Yesterday I wore this shirt which was painted by comic book artist Alex Ross (Kingdom Come, Marvels) a few years ago. Right away when a person sees someone wearing a shirt like this, you know what their politics are and the person wearing said shirt knows they're going to get comments from people they encounter. Knowing my customers as I think I do, I was pretty sure that just about all of them would be on the same page as me regarding my shirt and my politics so I wasn't expecting any negative comments for wearing that shirt.
I'm sure I have some customers who aren't Democrats, who think homosexuality is wrong, and or just don't share any of my political leanings, but I haven't had anyone offering their rebuttals to my positions. I try not to hit people over the head when sharing my political beliefs, but I do have an Obama Hope poster hanging in my store, I have three different Obama shirts I wear from time to time, and I've been wearing an Obama button every day for at least the last couple of months. Whenever someone asks me about my support of Obama or me being a vegetarian (vegan), I'll (to the best of my ability) discuss why I've made those choices, so I certainly hope that anyone who feels (thinks) differently will try to engage me in a dialogue.
Well yesterday I was more than a little surprised when one of my friends whom I've known a long time (even though we no longer hang out very much) said: "Cute shirt, it almost makes me not want to shop here anymore." He was in the middle of talking to another of my friends (Kyle, singer in Nine Fine Irishmen at the New York, New York casino) here at the store and the store was pretty busy at that time. I didn't say anything back to him because I was busy ringing up people and I was actually shocked that he said that. Now I shouldn't have been shocked because I know some of his religious beliefs (which I think came into his making that comment more than as a political reason of his), but I also know that he holds some liberal ideas that don't go step and step with his religious beliefs.

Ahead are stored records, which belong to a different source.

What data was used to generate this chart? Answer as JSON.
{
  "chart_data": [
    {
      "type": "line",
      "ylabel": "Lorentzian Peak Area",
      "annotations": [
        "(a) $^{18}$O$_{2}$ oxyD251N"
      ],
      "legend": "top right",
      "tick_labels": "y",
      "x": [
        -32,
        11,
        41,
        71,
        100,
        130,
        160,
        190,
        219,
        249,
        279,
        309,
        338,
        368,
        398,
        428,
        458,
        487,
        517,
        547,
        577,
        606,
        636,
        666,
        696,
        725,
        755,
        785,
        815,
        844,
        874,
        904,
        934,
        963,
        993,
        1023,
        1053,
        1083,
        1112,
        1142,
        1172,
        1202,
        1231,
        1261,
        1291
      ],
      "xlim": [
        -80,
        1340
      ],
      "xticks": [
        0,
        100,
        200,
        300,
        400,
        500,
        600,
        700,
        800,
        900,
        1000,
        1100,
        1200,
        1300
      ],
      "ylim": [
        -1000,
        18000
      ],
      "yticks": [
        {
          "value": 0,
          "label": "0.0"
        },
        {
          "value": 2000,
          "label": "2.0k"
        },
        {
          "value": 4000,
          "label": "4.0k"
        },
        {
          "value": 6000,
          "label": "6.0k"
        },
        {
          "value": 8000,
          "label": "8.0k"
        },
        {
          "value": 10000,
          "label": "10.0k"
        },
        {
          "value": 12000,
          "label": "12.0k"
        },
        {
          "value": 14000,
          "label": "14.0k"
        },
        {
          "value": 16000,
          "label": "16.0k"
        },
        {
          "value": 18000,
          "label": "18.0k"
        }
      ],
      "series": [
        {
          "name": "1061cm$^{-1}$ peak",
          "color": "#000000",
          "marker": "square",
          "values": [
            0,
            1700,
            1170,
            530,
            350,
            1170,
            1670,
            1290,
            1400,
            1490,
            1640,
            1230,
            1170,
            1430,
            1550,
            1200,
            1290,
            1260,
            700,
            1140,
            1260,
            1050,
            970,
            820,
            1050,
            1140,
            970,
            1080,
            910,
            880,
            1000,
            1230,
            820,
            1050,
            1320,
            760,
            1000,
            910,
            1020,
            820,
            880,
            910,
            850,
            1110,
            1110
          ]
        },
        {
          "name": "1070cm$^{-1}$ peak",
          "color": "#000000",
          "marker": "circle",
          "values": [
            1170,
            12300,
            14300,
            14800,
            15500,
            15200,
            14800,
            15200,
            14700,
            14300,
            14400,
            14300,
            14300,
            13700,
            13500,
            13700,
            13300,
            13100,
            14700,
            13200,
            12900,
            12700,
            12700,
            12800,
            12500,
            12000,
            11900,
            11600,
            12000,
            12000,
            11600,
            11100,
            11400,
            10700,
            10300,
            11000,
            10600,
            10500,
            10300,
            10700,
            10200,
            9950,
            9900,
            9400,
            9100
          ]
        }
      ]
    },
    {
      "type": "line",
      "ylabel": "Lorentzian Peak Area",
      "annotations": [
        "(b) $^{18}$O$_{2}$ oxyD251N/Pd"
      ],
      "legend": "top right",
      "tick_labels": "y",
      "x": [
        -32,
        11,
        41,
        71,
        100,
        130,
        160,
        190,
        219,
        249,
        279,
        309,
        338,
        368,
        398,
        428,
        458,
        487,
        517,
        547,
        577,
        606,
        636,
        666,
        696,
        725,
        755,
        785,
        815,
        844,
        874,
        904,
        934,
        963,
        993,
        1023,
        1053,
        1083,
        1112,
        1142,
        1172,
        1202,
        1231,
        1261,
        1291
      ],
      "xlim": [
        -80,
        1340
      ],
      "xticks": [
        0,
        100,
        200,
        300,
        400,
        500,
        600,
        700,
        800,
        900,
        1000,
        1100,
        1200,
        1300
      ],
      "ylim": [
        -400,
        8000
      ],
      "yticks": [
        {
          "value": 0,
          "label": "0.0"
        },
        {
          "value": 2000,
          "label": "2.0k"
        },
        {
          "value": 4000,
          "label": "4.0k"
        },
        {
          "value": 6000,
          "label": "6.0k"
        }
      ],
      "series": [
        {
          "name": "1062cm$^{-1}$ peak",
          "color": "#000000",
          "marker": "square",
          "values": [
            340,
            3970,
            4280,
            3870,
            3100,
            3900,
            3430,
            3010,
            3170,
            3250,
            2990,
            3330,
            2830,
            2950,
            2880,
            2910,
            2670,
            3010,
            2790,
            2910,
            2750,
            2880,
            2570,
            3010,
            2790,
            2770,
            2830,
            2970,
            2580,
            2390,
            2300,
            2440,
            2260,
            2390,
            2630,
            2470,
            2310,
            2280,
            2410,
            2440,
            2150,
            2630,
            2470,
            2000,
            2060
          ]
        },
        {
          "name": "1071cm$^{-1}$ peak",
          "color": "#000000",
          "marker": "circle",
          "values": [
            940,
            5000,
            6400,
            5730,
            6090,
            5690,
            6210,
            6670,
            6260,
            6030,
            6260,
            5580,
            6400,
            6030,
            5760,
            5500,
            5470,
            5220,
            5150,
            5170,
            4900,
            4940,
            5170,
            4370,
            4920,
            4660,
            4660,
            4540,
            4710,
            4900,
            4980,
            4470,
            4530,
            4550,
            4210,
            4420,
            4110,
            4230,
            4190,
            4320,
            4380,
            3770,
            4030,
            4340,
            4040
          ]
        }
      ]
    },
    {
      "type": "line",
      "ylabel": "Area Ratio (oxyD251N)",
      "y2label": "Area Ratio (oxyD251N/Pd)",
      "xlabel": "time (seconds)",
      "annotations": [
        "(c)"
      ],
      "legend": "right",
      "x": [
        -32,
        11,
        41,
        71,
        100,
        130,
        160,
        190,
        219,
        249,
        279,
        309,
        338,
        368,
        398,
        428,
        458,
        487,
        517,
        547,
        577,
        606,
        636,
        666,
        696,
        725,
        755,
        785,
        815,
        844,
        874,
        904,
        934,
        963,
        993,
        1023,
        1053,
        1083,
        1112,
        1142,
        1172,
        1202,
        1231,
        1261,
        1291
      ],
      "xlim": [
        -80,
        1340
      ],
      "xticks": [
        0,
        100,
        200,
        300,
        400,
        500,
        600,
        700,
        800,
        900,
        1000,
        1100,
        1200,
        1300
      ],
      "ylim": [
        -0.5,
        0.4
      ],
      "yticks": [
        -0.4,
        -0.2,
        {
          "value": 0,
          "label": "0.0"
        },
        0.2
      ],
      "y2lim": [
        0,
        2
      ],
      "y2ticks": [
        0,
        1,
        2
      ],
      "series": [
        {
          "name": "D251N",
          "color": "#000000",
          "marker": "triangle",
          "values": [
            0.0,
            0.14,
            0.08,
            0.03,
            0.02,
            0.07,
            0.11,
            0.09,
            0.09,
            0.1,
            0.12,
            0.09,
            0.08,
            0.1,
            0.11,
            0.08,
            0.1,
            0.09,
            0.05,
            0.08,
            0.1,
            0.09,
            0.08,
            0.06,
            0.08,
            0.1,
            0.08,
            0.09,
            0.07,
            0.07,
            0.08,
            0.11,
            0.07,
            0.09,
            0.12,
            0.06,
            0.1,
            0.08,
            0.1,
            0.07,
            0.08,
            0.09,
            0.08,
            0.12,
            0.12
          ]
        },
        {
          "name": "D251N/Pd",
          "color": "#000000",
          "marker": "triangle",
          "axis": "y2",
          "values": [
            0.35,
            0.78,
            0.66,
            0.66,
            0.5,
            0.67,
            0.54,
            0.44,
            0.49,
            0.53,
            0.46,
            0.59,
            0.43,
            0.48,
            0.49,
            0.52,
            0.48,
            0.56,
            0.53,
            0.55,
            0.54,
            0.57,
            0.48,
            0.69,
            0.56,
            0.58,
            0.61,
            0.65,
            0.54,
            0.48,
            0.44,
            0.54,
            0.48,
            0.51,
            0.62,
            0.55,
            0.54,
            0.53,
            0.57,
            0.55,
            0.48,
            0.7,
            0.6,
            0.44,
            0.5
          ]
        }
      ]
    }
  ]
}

It's often said that one shouldn't discuss politics or religion in mixed company and one shouldn't air their politics in their place of business because you run the risk of alienating / losing customers. I don't agree with this because I think more communication should be taking place between people about important things and not just the superficial things (such as a show we watched last night or a sports team's performance) we talk about most of the time when we see our friends or anyone else we talk to.
Anyway, I didn't confront my friend about what he said yesterday and I really wanted to because I think confronting someone about their beliefs is good for everyone. I've not been the best at confronting others in the past and I've always felt bad about it upon reflection as I'm certainly not doing the positions I hold any favors, nor did I communicate with the other person in a significant way, but I think I'm getting better in this respect and in turn getting better at communicating why my choices are what they are.
So next week, when I see my friend who made that comment about the shirt in the photo above, I'm going to ask him what he meant by what he said. I'm going to approach him in a manner that hopefully doesn't come across as if I'm attacking him for his positions because of course he's entitled to his opinion, I just would like him to try to make me understand where he's coming from. It's also very possible that I'm blowing his comment about my shirt way out of proportion and he was just joking and or was grossed out at the idea of Cheney and Bush kissing (is there anyone who doesn't think that's gross - grin!?). And it's also true that all of us have dicotomies within what we say and what we actually practice, but the more we recognize this and talk about our thoughts on topics such as homosexuality, the better we'll be to see the fallacies in some belief systems and then change them.
If I find out that my friend said what he did because he thinks homosexuality is wrong, well I'm going to have a problem with that. I can understand not liking the idea of homosexuality as a personal choice, such as not liking brussel sprouts, but to extend your dislike for homosexuality towards the belief that others should not be in homosexual relationships if that's THEIR choice, well that's just wrong - I think that line of thinking is as wrong as being racist or a misogynist.
I'm amazed with this being the 21st century, that everyone can't see how wrong opposition to homosexuality is and that hopefully not too far in the future, people will see that legistration that regulates what sexual orientation a person chooses for themselves, is as ludicrous as not allowing women or black people the right to vote. Two states that I know of, California and Arizona, have on their ballots this November, a question that would make gay marriage unconstitutional, and sadly I'm not too encouraged that they won't pass, so America still has quite a way to go before it's truly a country with equal rights for all of its people. Communication and confronting people who hold these opposing, outmoded beliefs, is the key to making this discrimination obsolete.